Her sister Dani was practically climbing the walls by the time she got home.
“I’m losing training time with all this rain,” she said as she emerged from the kitchen wearing a cherry-print apron. When her fiancé traveled, she ate all her meals with Jolie. “I need my arena. Damned surveyor.”
She and her fiancé and Jolie had each put up one third of the money for the training facility, but the company that was supposed to set up the canvas-covered training arena had yet to have the area surveyed and leveled. Until they did, there was no covered arena and thus no training during inclement weather.
“But we’re growing hay as we speak,” Jolie reminded her. She felt like doing a little happy dance. If this continued, there’d be meadow hay in the barn for the first time in years. One item checked off the very long list she’d made in a loose-leaf notebook. When the last item was checked off, Lightning Creek would once again be a bona fide working ranch. Her working ranch...well, hers and her sister’s, but she’d be the one living there, managing it once Dani got married next summer.
“I’ll give you that,” Dani agreed as she returned to the kitchen while Jolie hung her damp coat on a hook near the front door. “But my arena should have been up by now and it’s ticking me off.

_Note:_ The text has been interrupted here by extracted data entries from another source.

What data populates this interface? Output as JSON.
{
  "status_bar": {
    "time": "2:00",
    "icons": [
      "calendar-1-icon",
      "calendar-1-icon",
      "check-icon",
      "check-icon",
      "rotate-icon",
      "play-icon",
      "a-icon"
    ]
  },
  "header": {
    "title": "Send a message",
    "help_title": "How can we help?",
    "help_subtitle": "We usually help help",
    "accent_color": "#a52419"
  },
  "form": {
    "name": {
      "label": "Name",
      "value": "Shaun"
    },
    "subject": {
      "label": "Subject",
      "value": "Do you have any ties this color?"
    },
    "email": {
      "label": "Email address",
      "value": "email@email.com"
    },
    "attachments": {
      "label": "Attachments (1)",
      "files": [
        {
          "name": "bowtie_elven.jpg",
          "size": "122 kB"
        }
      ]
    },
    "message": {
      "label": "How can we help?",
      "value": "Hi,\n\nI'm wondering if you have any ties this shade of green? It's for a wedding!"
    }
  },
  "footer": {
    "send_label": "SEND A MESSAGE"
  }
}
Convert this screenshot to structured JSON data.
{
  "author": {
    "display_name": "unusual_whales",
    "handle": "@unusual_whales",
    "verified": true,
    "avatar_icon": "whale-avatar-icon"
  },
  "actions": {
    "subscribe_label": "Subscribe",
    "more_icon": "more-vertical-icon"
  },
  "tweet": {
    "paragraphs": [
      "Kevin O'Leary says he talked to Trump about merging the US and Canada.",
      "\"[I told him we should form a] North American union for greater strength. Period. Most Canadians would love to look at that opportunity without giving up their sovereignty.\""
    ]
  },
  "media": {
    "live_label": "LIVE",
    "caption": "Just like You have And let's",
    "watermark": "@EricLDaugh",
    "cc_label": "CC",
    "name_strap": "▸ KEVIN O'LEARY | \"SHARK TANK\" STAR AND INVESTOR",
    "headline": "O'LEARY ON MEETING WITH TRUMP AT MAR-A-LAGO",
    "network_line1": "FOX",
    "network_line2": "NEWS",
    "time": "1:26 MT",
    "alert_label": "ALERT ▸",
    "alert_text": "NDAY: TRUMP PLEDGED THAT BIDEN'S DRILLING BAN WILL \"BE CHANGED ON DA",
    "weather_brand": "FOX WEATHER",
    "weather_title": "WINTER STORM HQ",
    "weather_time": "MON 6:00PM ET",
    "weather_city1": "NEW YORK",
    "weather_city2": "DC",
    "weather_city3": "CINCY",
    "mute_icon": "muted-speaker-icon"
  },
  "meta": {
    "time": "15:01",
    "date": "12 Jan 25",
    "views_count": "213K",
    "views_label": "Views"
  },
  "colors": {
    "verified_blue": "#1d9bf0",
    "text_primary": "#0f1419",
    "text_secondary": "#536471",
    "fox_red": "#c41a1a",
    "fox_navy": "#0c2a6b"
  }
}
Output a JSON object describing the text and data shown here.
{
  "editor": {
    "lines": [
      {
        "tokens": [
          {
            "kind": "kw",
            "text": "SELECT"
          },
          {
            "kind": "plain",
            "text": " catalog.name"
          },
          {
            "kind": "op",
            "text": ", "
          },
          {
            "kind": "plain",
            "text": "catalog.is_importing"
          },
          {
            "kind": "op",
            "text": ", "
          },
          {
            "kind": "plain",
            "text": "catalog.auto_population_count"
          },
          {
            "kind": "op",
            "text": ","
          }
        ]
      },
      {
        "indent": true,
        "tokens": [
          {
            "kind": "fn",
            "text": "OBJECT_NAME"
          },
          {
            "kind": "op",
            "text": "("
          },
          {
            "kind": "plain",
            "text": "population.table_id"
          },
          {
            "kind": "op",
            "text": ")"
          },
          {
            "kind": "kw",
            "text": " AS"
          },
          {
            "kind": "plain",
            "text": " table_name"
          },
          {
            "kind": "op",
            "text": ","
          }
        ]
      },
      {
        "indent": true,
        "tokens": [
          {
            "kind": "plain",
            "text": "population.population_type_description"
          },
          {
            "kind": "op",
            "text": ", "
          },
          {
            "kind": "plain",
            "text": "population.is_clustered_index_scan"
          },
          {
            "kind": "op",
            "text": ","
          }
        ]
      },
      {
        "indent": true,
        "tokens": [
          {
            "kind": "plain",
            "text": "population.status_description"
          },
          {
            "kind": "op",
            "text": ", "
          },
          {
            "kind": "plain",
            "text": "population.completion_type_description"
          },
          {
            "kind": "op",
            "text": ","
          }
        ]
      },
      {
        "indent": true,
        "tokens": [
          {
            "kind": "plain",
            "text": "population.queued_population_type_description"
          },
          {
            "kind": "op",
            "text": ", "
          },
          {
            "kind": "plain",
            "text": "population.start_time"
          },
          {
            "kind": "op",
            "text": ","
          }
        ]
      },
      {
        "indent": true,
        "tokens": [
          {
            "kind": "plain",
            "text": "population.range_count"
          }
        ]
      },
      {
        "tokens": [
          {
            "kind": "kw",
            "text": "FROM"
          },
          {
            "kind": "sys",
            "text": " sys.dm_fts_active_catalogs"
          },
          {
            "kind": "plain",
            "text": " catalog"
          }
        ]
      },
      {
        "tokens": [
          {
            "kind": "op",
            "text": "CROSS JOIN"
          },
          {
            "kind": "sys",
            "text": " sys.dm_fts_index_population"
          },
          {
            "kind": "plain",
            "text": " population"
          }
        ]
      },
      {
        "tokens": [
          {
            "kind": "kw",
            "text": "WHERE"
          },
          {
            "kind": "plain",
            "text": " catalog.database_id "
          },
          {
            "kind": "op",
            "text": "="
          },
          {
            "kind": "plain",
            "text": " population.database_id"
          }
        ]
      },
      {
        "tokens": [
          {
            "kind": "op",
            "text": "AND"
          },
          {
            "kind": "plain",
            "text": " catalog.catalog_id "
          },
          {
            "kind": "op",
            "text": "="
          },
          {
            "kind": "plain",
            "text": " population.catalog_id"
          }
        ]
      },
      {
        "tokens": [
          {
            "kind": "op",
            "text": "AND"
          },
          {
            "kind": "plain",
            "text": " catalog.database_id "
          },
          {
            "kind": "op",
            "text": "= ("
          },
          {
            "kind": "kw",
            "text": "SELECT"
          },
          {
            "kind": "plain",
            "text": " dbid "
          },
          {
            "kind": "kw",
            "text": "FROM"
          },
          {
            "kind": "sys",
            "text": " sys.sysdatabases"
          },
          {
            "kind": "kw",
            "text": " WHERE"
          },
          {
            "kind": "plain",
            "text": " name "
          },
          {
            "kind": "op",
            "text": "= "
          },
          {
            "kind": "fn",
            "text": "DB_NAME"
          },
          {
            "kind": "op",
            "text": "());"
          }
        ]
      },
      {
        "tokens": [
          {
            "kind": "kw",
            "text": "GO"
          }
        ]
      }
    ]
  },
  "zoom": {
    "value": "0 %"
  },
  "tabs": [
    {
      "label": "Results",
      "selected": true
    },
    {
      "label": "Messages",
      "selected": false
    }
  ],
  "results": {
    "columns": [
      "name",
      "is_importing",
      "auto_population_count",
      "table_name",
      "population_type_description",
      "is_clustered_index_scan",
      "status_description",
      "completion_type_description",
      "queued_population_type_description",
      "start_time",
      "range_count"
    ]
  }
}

And it’s not doing your practice schedule any good.”
Jolie’s barrel racing season started in a matter of weeks at the Glennan Memorial Day Rodeo and she and her mare still had some serious work to do to get up to speed. Unfortunately, the soggy conditions made practicing in the outdoor arena impossible, which in turn made it difficult to reestablish herself as a barrel racing contender—which she needed to do if she hoped to eventually establish a business.
She’d moved back to Lightning Creek Ranch with the idea of conducting barrel racing clinics while her sister continued to develop her successful horse training business. Between the two of them, they’d figured they could keep the ranch afloat and make enough to live comfortably—as long as one of them, aka Jolie, worked a steady job to help pay the land taxes and other incidental expenses.
But once she’d moved home, Jolie had found that she hated seeing the ranch lie fallow. All five cows had been bred the previous spring and all had successfully calved. But the fields were a wreck, the buildings needed re-roofing and the irrigation system needed revamping.
The ranch was in even worse shape than it had been during her teen years when it had slowly been slipping away from them as hay and cattle prices tanked. They’d hung on until the prices rebounded, but only by cutting back to bare bones while their mother worked at a full-time job.
So one late night, over a bottle of wine—or had it been two?—Jolie and Dani had come to an agreement. They would put the Lightning Creek right again. It wouldn’t be a big operation, but they would increase the herd, lease out the fields, mow and bale the meadow hay instead of letting it go to waste. With careful management, they should be able to glean enough profit for Jolie to quit her job in a couple of years and until then they’d build the training business.
That had been the plan, anyway. Then Dani had become engaged to Gabe Matthews, the landscape architect who lived in the mansion next door. Even though Dani still used the ranch as her base of operations, revitalizing the Lightning Creek had become more Jolie’s project.
Jolie had no problem with that. Finally she could put a bit of her animal science degree to work in a meaningful way instead of preg-checking cattle on a mega ranch. She also didn’t mind being the decision-maker. As the youngest of four, she’d been bossed around more than the average kid, and enough was enough.
And speaking of being bossed around...
“Guess who my new supervisor is?” Jolie said, following her sister into the kitchen. At the stove, she sipped a little sauce off a teaspoon and reached for the salt.
“Mike?”
“Still laid up from his hip surgery. No. It’s Dylan.”
Dani turned back from where she was taking plates out of the cupboard. “Dylan?” Her mouth twitched.